Let’s run a query that filters only 100000 rows that are within the second IMCU – the one having values from 491080 to 1052433 for column 1 (see above).
SQL> select distinct ten from DEMO where num between 500000 and 600000; ... 10 rows selected.I get different figures now:
SQL> select name,value from v$mystat join v$statname using(statistic#) where ( name like 'IM%row%' or name like 'IM%block%' ) and value>0; NAME VALUE ---------------------- ---------- IM scan rows 6000000 +2000000 IM scan rows valid 4561354 +561354 IM scan rows optimized 1438646 +1438646 IM scan rows projected 2000050 +10 IM scan CUs pruned 3 +3 IM scan segments minmax 4 +4The 2 millions rows are split among ‘valid’ and ‘optimized’. Thanks to the minimum and maximum values stored for each IMCU, pruning has occurred. Only the second IMCU has been scanned and filtered because it’s the only one that can contain values from 500000 to 600000. It contains 561354 rows and this is what is counted as ‘valid’ rows where filtering has to be done. Pruning has saved the processing of the 1438646 rows that are in the other IMCU because we are sure they do not verify the predicate. If you look at the projected rows, there are only 10 because it’s the number of distinct values coming from the only one IMCU processed.
The ‘minmax’ optimization has been used on the 4 IMCUs and 3 of them have been ‘pruned’. This is the ‘no mail’ flag on the mailbox icon in my slides: you know that there is no mail without having to open the mail box.
Now running the query with a larger range that spans three IMCUs.
SQL> select distinct ten from DEMO where num between 500000 and 2000000; ... 10 rows selected.From what we have seen above, only the 1st IMCUs can be pruned now:
SQL> select name,value from v$mystat join v$statname using(statistic#) where ( name like 'IM%row%' or name like 'IM%block%' ) and value>0; NAME VALUE ---------------------- ---------- IM scan rows 8000000 +2000000 IM scan rows valid 6070275 +1508921 IM scan rows optimized 1929725 +491079 IM scan rows projected 2000080 +30 IM scan CUs optimized read 2 +2 IM scan CUs pruned 4 +1 IM scan segments minmax 8 +4We have scanned 3 IMCU here, totalizing 561354+524160+423407=1508921 rows and we saved the scan of the 1st IMCU (491079 rows). We did projection on the 3 IMCUs which return 10 rows each. The 4 IMCUs have been considered for ‘minmax’ and only one has been pruned.

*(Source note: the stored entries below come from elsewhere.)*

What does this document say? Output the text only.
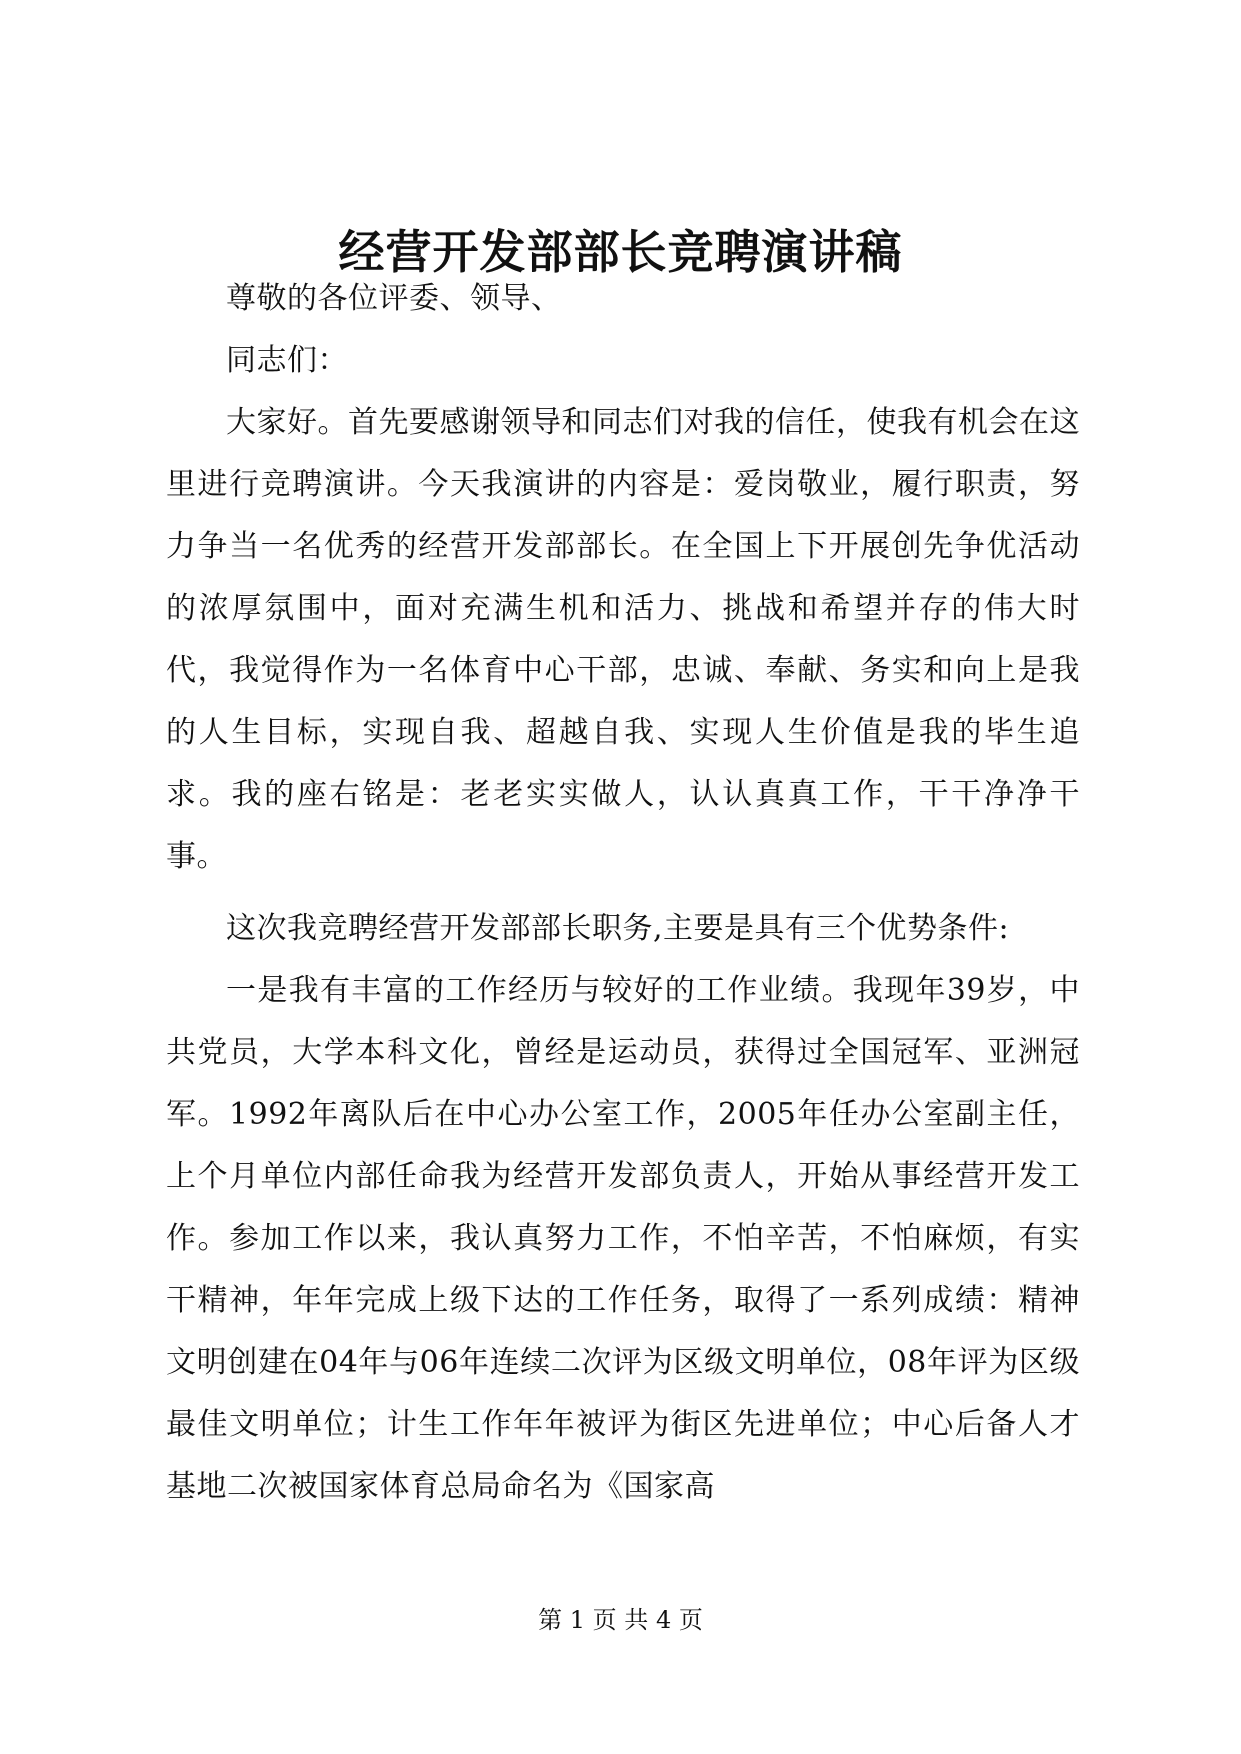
经营开发部部长竞聘演讲稿

尊敬的各位评委、领导、

同志们：

大家好。首先要感谢领导和同志们对我的信任，使我有机会在这里进行竞聘演讲。今天我演讲的内容是：爱岗敬业，履行职责，努力争当一名优秀的经营开发部部长。在全国上下开展创先争优活动的浓厚氛围中，面对充满生机和活力、挑战和希望并存的伟大时代，我觉得作为一名体育中心干部，忠诚、奉献、务实和向上是我的人生目标，实现自我、超越自我、实现人生价值是我的毕生追求。我的座右铭是：老老实实做人，认认真真工作，干干净净干事。

这次我竞聘经营开发部部长职务,主要是具有三个优势条件:

一是我有丰富的工作经历与较好的工作业绩。我现年39岁，中共党员，大学本科文化，曾经是运动员，获得过全国冠军、亚洲冠军。1992年离队后在中心办公室工作，2005年任办公室副主任，上个月单位内部任命我为经营开发部负责人，开始从事经营开发工作。参加工作以来，我认真努力工作，不怕辛苦，不怕麻烦，有实干精神，年年完成上级下达的工作任务，取得了一系列成绩：精神文明创建在04年与06年连续二次评为区级文明单位，08年评为区级最佳文明单位；计生工作年年被评为街区先进单位；中心后备人才基地二次被国家体育总局命名为《国家高

第 1 页 共 4 页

But there is more here. ‘IM scan CUs optimized read’ appeared here. The filter scan is done to get the vector of rows that match the predicate. But from min/max we know that the 3rd and 4th IMCUs have all rows matching because both their min and max are between 500000 and 2000000. This is filter skipping, accounted with ‘IM scan CUs optimized read’

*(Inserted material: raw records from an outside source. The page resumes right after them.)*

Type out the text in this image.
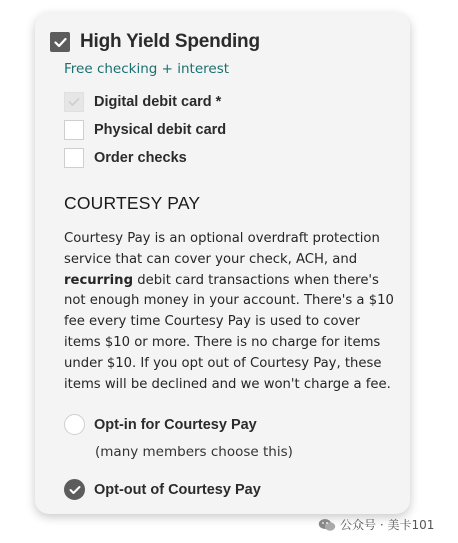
High Yield Spending
Free checking + interest
Digital debit card *
Physical debit card
Order checks
COURTESY PAY

Courtesy Pay is an optional overdraft protection service that can cover your check, ACH, and recurring debit card transactions when there's not enough money in your account. There's a $10 fee every time Courtesy Pay is used to cover items $10 or more. There is no charge for items under $10. If you opt out of Courtesy Pay, these items will be declined and we won't charge a fee.

Opt-in for Courtesy Pay
(many members choose this)
Opt-out of Courtesy Pay
公众号 · 美卡101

If you look above at the V$IM_COL_CU view we have not only the minimum and maximum value. We have the number of dictionary entries which looks like the number of distinct values. Why is it called like that? Because the distinct values are stored in a dictionary. A guess is that it can be used for dictionary encryption (each value is replaced by a number which is the position of that data item in a dictionary).
But for sure, if that dictionary covers all possible values, then some equality filtering can be done from there. Let’s look if we can do IMCU pruning for a query that select no rows:
SQL> select distinct ten from DEMO where where ten=10; ... no rows selected.
SQL> select name,value from v$mystat join v$statname using(statistic#) where ( name like 'IM%row%' or name like 'IM%block%' ) and value>0; NAME VALUE ---------------------- ---------- IM scan rows 10000000 +2000000 IM scan rows valid 8070275 +2000000 IM scan rows optimized 1929725 IM scan rows projected 2000080 IM scan CUs pruned 8 +4 IM scan segments minmax 12 +4
The 4 IMCUs were candidate for ‘minmax’ but no pruning occured. From those statistics, it seems that the dictionary entries are not used for pruning.